Versuche ich nun aber die showActualList.jsf aufzurufen, so bekomme ich einen file not found error und bei dem h:command link passiert gar nichts 

Hat jemand einen Tip was noch fehlt? Ich weiss das diese Anwendung unter einem normalen Eclipse gelaufen ist möchte sie jetzt aber auf einem Websphere 7.0 laufen lassen  

Lg Fireli


----------



## firestone (2. Jul 2010)

Ok ich bin noch einen schritt weiter wenn ich in der showMenu.xhtml die Endung jsf in xhtml ändere, so bekomme ich meine Seiten angezeigt Oo 

woran liegt das ?


----------



## y0dA (6. Jul 2010)

Dein WAS ist ein 6.1 ?

Wir stehen auch gerade bei dem Problem an, dass der WAS 6.1 ein "altes" JSP.jar hat, sonst wäre alles funktional für myFaces 1.2 - zur Zeit könnten wir nur 1.1 nehmen und da mache ich es lieber gleich selber..

Bist du mit deinem Problem noch weiter gekommen?


----------



## firestone (7. Jul 2010)

Huhu

ja also die Anwendung habe ich ans laufen bekommen bis auf die Tatsache das in meiner xhtml Datei die normalen links also <a href.... mit der Endung jsf nicht funktionieren . Also ich habe in dem Link auf eine Datei mit der Endung jsf verlinkt diese Seite gibt es aber nur als xhtml Datei dachte er löst den Namen automatisch auf und setzt das um macht er aber nicht wieso weiss ich nicht. 

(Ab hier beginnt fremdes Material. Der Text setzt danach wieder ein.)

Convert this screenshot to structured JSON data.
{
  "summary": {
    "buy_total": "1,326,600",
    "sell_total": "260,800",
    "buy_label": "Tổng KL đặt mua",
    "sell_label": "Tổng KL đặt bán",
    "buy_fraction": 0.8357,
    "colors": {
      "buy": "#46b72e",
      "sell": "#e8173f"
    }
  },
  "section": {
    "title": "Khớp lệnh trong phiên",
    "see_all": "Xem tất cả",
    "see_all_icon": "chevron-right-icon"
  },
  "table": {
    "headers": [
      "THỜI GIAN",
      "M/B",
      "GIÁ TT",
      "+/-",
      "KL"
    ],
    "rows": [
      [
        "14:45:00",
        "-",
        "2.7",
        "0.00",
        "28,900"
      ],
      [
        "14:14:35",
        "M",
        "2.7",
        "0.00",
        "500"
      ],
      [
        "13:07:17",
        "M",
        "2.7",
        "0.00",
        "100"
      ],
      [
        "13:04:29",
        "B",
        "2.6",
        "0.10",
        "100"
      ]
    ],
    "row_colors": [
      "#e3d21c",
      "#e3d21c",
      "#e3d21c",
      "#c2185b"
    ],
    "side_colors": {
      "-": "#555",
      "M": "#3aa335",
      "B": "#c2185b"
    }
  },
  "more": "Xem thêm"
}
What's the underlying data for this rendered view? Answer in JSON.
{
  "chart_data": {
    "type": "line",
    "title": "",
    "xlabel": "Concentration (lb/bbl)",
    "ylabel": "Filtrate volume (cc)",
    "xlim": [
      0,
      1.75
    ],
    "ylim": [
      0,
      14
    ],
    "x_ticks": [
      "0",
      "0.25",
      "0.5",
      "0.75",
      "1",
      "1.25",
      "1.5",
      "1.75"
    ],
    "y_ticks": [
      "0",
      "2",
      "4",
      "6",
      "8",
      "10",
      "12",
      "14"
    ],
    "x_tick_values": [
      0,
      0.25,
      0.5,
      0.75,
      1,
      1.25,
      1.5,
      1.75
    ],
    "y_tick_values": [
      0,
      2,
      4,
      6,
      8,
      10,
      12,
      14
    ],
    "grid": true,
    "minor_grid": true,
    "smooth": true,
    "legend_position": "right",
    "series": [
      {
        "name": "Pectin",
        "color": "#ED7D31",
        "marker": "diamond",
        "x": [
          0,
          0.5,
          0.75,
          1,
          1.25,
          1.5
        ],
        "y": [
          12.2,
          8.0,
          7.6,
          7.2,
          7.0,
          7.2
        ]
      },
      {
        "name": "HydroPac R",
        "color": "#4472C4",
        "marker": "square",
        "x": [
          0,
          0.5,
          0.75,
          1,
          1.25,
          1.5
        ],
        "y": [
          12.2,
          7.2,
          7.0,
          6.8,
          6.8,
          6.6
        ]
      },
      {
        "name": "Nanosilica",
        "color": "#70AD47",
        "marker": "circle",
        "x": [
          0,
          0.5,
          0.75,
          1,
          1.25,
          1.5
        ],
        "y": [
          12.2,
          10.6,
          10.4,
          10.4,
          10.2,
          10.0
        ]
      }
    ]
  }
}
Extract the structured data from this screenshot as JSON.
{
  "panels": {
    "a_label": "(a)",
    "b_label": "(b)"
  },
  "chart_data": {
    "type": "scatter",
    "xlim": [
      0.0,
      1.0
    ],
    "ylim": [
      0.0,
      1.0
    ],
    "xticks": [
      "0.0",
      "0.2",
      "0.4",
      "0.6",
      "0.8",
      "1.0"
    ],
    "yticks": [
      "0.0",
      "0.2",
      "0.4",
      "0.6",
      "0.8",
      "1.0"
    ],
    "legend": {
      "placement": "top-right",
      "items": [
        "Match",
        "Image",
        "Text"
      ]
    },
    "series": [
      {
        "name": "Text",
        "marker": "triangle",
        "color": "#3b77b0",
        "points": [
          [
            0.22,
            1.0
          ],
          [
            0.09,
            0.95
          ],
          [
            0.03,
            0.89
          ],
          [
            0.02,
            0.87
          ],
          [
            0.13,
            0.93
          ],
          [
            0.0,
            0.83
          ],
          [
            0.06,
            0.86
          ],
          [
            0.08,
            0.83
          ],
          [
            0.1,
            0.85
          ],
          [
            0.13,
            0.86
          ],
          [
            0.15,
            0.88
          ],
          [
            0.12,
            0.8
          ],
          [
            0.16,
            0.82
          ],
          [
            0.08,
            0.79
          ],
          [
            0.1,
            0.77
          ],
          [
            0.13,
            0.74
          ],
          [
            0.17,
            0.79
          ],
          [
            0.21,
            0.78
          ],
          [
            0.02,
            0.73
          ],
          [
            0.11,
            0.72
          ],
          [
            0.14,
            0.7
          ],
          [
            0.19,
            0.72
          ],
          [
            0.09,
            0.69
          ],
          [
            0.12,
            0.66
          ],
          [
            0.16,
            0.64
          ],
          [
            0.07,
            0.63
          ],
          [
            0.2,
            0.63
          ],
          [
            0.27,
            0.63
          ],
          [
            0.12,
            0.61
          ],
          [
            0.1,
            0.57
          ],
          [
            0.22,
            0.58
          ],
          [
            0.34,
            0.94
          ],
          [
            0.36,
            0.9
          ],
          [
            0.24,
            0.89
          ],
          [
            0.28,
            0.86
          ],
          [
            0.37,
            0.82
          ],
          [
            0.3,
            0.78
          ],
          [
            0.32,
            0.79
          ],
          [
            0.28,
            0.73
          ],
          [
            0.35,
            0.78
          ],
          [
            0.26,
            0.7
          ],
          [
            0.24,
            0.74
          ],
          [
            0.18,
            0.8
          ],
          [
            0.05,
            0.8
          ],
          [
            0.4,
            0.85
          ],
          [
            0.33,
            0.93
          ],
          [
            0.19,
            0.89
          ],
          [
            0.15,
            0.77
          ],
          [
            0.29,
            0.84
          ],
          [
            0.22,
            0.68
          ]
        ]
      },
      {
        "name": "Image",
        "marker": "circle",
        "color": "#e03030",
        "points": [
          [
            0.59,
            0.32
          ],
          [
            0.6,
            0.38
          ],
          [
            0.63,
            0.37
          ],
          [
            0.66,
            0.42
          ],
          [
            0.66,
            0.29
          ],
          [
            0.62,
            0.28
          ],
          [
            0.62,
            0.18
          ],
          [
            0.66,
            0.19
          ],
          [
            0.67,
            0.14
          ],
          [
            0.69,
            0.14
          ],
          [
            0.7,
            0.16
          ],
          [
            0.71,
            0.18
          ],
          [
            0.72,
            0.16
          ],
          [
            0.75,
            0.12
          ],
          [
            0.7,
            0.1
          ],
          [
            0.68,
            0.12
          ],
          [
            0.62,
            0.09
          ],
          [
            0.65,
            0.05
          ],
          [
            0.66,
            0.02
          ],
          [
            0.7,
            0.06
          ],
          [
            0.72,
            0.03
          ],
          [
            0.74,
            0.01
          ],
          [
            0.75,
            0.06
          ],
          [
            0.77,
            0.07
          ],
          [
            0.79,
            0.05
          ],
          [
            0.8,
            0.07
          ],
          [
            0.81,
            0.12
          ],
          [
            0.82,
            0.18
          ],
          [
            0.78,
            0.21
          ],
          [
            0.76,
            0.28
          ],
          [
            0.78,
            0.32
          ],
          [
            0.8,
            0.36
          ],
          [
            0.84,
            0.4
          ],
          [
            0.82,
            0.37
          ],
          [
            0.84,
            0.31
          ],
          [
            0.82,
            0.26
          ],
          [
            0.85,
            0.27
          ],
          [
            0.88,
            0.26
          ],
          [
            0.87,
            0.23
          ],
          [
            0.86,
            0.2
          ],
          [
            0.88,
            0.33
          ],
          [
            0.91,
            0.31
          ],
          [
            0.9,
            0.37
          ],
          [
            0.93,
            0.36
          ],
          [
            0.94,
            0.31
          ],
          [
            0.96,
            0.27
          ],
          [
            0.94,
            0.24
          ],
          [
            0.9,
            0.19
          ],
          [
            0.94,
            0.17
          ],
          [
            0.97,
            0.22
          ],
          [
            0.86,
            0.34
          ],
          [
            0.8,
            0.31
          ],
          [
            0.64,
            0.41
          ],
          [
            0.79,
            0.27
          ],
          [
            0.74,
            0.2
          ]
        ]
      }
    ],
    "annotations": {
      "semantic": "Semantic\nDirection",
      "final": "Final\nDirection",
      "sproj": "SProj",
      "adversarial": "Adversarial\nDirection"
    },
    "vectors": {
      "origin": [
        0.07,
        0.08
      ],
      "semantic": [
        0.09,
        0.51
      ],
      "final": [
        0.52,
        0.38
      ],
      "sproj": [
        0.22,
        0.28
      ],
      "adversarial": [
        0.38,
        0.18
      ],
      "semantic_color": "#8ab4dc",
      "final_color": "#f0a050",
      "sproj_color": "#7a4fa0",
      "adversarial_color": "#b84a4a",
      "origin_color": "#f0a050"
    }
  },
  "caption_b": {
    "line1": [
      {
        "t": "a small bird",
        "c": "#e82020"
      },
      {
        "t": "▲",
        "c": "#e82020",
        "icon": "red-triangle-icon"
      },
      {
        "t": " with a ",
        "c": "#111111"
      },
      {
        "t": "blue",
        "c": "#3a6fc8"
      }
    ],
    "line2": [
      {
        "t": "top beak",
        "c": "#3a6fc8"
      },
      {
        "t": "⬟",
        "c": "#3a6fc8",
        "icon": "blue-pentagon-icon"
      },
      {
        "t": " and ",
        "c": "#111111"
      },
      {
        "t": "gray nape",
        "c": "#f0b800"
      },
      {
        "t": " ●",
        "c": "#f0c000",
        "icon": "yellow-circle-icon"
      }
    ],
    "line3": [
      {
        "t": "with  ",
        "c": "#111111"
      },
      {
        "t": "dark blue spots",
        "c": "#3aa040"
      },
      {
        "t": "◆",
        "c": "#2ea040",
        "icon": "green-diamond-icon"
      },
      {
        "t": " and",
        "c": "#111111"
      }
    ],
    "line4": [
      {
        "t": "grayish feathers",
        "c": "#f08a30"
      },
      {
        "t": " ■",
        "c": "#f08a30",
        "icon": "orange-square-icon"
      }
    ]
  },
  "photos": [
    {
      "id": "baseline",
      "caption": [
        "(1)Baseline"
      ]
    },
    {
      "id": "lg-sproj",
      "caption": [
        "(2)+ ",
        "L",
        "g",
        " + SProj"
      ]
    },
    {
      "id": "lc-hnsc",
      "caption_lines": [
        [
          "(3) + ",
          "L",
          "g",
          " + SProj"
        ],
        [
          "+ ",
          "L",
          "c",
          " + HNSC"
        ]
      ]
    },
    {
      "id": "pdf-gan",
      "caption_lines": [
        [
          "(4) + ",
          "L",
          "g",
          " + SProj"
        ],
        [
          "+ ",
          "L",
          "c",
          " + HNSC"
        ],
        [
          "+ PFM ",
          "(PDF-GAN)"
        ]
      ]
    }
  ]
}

Aber die Anwendung ans rennen gekriegt habe ich indem ich eine sogenannte gemeinsam genutze Bibliothek angelegt habe . Da rein habe ich die neuen jar Files gelegt. Dann habe ich dem ganzen Server noch einen Klassenlader verpasst der genau die neu angelegte Bibliothek läd dann habe ich noch den Anwendungen beim starten mitgegeben das die Anwendung mit den Klassen der Anwendung zuerst läd und das alles zusammen hat die Lösung des Problems gebracht . 

 wenn noch fragen sind her damit


----------